Question

Question Help The overhead reach distances of adult females are normally distributed with a mean of 205.5 cm and standard deviation of 8.9 cm. a. Find the probability that an individual distance is greater than 218.00 cm. b. Find the probability that the mean for 15 randomly selected distances is greater than 203.70 cm. c. Why can the normal distribution be used in part (b), even though the sample size does not exceed 3 a.

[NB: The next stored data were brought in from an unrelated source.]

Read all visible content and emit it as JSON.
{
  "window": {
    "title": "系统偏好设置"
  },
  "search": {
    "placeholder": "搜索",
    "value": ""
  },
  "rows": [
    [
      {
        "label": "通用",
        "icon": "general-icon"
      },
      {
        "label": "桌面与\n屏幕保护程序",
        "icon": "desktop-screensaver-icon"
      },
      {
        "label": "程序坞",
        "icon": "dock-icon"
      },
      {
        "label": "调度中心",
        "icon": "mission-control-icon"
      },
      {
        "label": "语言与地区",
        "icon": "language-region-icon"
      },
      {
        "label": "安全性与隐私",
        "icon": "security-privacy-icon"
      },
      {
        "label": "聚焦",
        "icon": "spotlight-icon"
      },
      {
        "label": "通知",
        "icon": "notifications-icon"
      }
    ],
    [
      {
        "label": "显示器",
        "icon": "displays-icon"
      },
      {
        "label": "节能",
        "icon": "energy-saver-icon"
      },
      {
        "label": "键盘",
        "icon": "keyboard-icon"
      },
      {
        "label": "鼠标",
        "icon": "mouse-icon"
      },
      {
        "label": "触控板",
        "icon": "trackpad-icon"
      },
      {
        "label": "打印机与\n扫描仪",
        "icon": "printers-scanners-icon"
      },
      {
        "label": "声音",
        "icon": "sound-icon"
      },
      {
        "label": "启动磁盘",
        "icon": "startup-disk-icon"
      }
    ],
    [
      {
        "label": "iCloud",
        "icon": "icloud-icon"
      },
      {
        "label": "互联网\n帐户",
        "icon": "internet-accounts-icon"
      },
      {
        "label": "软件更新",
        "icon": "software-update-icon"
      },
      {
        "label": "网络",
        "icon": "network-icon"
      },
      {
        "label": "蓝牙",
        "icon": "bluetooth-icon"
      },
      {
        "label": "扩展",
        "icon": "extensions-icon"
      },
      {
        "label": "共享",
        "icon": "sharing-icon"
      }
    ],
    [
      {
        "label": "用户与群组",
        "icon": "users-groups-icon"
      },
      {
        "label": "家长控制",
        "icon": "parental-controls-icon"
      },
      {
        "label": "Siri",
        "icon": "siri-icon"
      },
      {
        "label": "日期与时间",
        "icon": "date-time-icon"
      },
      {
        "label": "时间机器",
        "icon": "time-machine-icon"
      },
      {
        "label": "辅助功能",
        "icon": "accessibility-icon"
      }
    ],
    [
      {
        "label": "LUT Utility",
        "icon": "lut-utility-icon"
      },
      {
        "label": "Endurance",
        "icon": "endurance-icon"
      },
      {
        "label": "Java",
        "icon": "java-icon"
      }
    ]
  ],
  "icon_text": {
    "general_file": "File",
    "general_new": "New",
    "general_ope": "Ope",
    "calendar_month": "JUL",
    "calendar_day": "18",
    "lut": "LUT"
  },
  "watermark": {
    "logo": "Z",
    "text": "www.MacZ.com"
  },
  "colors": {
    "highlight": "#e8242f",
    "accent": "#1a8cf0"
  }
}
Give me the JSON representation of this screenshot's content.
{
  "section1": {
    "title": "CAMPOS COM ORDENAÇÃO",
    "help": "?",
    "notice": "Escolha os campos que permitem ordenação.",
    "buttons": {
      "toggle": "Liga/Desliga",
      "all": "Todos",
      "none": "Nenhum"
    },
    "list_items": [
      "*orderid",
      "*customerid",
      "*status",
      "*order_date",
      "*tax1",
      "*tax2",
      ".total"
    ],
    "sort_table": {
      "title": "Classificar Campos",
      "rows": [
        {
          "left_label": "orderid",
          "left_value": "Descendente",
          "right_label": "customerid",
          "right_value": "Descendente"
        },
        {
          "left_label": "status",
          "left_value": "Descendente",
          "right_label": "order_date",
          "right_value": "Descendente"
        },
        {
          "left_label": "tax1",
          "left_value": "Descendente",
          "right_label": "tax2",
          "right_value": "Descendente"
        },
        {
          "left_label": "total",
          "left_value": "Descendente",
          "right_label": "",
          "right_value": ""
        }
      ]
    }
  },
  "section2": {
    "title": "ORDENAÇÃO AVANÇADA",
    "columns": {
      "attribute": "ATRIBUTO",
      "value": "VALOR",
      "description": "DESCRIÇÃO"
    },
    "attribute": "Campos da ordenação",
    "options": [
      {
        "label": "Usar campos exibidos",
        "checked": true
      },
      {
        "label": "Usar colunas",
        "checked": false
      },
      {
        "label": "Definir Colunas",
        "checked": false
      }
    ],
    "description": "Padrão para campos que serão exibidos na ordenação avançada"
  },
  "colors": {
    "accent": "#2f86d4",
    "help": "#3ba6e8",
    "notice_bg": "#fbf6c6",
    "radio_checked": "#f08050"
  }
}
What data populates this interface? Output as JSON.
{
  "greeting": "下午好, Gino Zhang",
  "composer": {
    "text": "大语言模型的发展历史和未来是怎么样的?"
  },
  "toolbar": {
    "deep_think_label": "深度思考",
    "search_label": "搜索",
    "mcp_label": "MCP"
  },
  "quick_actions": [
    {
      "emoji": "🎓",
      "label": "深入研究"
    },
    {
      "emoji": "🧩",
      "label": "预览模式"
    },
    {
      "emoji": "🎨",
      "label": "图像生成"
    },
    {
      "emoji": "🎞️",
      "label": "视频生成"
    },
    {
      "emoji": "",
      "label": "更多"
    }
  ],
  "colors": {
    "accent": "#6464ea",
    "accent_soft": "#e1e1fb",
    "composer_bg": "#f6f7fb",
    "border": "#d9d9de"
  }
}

The probability is .. (Round to four decimal places as needed.)

Answer 1

Solution:

Part a

We are given

µ = 205.5

σ = 8.9

We have to find P(X>218)

P(X>218) = 1 - P(X<218)

Z = (X - µ) / σ

Z = (218 - 205.5) / 8.9

Z = 1.404494

P(Z<1.404494) = P(X<218) = 0.919914

(You can find this probability by using z-table/excel/calculator/etc.)

P(X>218) = 1 - P(X<218)

P(X>218) = 1 - 0.919914

P(X>218) = 0.080086

Required probability = 0.0801

Part b

We are given

µ = 205.5

σ = 8.9

n = 15

We have to find P(x̄ > 203.70)

P(x̄ > 203.70) = 1 - P(x̄ < 203.70)

Z = (X - µ) / [σ/sqrt(n)]

Z = (203.7 - 205.5) / (8.9/sqrt(15))

Z = -0.7833

P(Z<-0.7833) = P(x̄ < 203.70) = 0.216725

(You can find this probability by using z-table/excel/calculator/etc.)

P(x̄ > 203.70) = 1 - P(x̄ < 203.70)

P(x̄ > 203.70) = 1 - 0.216725

P(x̄ > 203.70) = 0.783275

Required probability = 0.7833

Part c

We can use normal distribution in part b because the sampling distribution of sample mean follows normal distribution even though sample size is less than 30.